Today, Panthertown Valley is a slowly recovering ecosystem. Long abused by timbering interests and the accompanying problems of wildfire and erosion, the forests there are just beginning to get back to something like normal. Of course the hemlocks trees there are doomed from the hemlock wooly adelgid infestation, but many of the other trees are doing well. The water table is relatively pristine and is home to native brook trout that ply the cold, clean waters to be found there. Panthertown is also good bear habitat, and coyotes have moved into the valley. High dollar real estate development encroaches on every side of Panthertown, and vistas that once revealed only unbroken forests now are marred by big homes sitting high on ridges owned by the wealthy elite.

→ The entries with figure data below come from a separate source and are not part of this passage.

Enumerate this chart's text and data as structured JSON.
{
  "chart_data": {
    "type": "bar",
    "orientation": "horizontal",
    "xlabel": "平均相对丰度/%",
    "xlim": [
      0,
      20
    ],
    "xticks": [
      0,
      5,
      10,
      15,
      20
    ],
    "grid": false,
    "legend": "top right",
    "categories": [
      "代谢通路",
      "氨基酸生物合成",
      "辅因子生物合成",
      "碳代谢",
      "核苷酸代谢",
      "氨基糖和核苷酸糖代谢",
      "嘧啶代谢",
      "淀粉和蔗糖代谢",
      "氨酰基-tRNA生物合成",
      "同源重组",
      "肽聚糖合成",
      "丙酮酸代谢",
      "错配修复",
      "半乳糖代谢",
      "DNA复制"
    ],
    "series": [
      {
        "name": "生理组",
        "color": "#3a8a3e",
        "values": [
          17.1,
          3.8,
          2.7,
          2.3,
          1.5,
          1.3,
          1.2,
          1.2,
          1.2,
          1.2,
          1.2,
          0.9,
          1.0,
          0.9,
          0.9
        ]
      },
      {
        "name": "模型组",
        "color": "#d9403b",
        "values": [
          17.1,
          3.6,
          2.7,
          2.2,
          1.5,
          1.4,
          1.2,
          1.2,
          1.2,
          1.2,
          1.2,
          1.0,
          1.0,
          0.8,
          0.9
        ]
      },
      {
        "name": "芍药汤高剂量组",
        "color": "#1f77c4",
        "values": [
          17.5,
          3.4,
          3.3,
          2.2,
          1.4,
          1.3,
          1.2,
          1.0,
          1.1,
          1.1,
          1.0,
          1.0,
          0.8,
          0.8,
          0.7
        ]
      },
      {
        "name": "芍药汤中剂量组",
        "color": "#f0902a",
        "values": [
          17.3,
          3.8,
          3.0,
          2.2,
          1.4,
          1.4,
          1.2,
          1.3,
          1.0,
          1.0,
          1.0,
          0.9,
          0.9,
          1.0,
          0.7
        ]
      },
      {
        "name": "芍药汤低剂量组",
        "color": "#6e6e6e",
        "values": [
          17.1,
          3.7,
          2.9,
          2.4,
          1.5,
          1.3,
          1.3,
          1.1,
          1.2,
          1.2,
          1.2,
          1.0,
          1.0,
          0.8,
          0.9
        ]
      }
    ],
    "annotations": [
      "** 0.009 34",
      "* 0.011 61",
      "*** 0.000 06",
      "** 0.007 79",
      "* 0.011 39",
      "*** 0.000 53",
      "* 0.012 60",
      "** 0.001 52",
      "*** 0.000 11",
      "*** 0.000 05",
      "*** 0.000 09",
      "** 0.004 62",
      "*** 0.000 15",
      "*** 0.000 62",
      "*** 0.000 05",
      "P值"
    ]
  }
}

Still and all, one can definitely find real solitude within the almost 7,000 acres of Panthertown. You won’t see or hear any panthers, but you will enjoy mountain vistas and amazing waterfalls and hear the sound of clear, free-running streams and cataracts. For something akin to a wilderness experience, Panthertown Valley is worth visiting.
Getting ThereDirections East Entrance (Cold Mountain Road)
Take I-240 West to I-26 East to the Asheville Airport, exit 40. Turn right onto NC 280; follow this for 16 miles to Brevard. At the intersection with US 64/276, continue straight onto this dual highway. In downtown Breavard, US 276 heads right; stay straight on US 64. US 64 bears right after passing through brevard. Follow US 64 for about 15 miles (it becomes very curvy) to the intersection with NC 281; turn right. See below.
Follow US 64 East to Cashiers. 13 miles past the stoplight in Cashiers, just past the Lake Toxaway dam, turn left on NC 281.
from NC 281, go 0.8 miles and turn left on Cold Mountain Road (the fire station is on the right). Proceed just under 6 miles up Cold Mountain Road; the road turns to gravel. At a sharp left turn, a sign will indicate the Panthertown parking is just ahead. It is 0.1 mile from the sharp left turn to a gravel road on the right signed for the parking area; the road is about 0.1 mile long and the parking area is just a wide spot at the end of the road.
Directions West Entrance (Salt Rock Gap)
See above directions to NC 281, except continue past 281 on US 64 for 8 miles. Turn right on Cedar Creek Road, go 2.3 miles, then turn right on Breedlove Road. The parking area is at the end of the road in just under 4 miles.
Take US 64 East to Cashiers. 2 miles past the stoplight, turn left on Cedar Creek Road. Go 2.3 miles and turn right on Breedlove Road. The parking area is at the end of the road in just under 4 miles.
Prime bear habitat. Hang all food. Keep food out of tents. Lots of coyotes in the area, too. Please do not build fires on the granite mountaintops. Also, do not clear old wood from these areas, and stay off of the rare plants that grown on the cliff faces and exposed rocky areas.
CampingAs these are National Forest lands, you can camp just about wherever you damned well please. Just use common sense. Don't camp in low areas that are prone to flash flooding.